In der ersten Regierungsvereinbarung zwischen den beiden deutschen Staaten sind in der vergangenen Woche Kostenausgleichszahlungen der Bundesrepublik an Ostberlin für Leistungen im innerdeutschen Postverkehr sowie Verbesserungen der fernmeldetechnischen Verbindungen festgelegt worden. Bei den Gesprächen in Bonn wurde, Einigung darüber erzielt, daß die Bundesrepublik der DDR-Postverwaltung bis 1973 insgesamt 210 Millionen Mark für Dienstleistungen im Postverkehr zahlt. Von diesem Betrag sind bereits 22 Millionen nach Ostberlin überwiesen worden. Die DDR hat sich verpflichtet, von Anfang Juni an 74 statt bisher 34 Telephonleitungen und 35 statt bisher 19 Fernschreibleitungen für den Verkehr zwischen den beiden deutschen Staaten freizugeben.

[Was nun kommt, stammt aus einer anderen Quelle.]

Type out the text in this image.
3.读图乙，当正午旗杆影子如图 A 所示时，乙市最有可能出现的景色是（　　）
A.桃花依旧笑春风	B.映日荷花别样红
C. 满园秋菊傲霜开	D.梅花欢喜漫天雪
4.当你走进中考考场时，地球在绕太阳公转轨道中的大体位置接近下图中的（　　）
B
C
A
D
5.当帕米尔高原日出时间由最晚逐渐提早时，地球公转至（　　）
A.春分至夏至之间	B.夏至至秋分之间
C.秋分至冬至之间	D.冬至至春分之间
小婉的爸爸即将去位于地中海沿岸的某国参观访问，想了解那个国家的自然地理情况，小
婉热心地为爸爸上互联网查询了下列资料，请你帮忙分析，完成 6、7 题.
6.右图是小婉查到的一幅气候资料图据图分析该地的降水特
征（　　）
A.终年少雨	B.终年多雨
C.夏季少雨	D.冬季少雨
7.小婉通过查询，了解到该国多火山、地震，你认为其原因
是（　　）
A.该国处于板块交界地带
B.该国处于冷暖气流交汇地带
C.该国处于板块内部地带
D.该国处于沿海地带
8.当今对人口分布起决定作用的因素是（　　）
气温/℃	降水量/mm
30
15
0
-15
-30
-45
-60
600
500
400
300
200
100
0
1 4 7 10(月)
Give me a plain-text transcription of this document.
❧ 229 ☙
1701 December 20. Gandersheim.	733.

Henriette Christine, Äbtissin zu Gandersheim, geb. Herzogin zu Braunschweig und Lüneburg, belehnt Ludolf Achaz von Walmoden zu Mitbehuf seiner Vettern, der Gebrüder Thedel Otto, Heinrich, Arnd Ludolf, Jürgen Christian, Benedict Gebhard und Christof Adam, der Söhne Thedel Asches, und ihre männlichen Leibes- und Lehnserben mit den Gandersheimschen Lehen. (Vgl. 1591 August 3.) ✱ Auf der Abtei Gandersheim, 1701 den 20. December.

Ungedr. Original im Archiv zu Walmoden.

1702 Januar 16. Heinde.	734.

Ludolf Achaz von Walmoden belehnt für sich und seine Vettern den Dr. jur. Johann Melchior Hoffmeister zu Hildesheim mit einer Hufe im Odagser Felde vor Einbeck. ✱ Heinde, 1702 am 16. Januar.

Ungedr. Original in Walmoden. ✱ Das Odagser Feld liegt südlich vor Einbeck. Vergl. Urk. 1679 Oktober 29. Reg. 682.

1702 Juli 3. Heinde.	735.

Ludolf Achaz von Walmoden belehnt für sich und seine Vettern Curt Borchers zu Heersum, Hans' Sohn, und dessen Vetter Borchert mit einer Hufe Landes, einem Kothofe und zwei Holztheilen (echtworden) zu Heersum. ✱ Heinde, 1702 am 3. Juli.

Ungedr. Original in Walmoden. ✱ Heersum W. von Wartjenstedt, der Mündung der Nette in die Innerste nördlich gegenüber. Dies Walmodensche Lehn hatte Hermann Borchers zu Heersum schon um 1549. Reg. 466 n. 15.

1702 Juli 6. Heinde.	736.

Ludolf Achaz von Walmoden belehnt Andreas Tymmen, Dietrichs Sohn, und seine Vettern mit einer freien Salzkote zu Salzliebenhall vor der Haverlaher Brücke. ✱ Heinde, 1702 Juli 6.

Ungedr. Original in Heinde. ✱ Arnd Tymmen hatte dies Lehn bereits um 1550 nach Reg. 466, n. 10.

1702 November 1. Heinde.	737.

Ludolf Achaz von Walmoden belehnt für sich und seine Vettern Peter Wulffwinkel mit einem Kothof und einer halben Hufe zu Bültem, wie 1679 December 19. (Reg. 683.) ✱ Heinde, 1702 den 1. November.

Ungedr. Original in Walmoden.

Unter Hinweis auf die zwischen der Bundespost und der DDR-Post ausgehandelten Regelungen hat der Regierende Bürgermeister von Berlin, Klaus Schütz, inzwischen die Auffassung vertreten, daß sich in absehbarer Zeit auch für den Post- und Fernmeldeverkehr in Berlin Verbesserungen ergeben werden.

Unklarheit herrscht weiterhin über den Stand der Gespräche, die die Botschafter der vier Großmächte über Berlin führen. Gemäß ihren Vereinbarungen bewahrten die Botschafter auch über das Ergebnis ihrer zweiten Verhandlungsrunde im Gebäude des ehemaligen Alliierten Kontrollrats Stillschweigen. Aus dem Kommuniqué geht lediglich hervor, daß die Botschafter bereits am 14. Mai erneut zusammentreten wollen.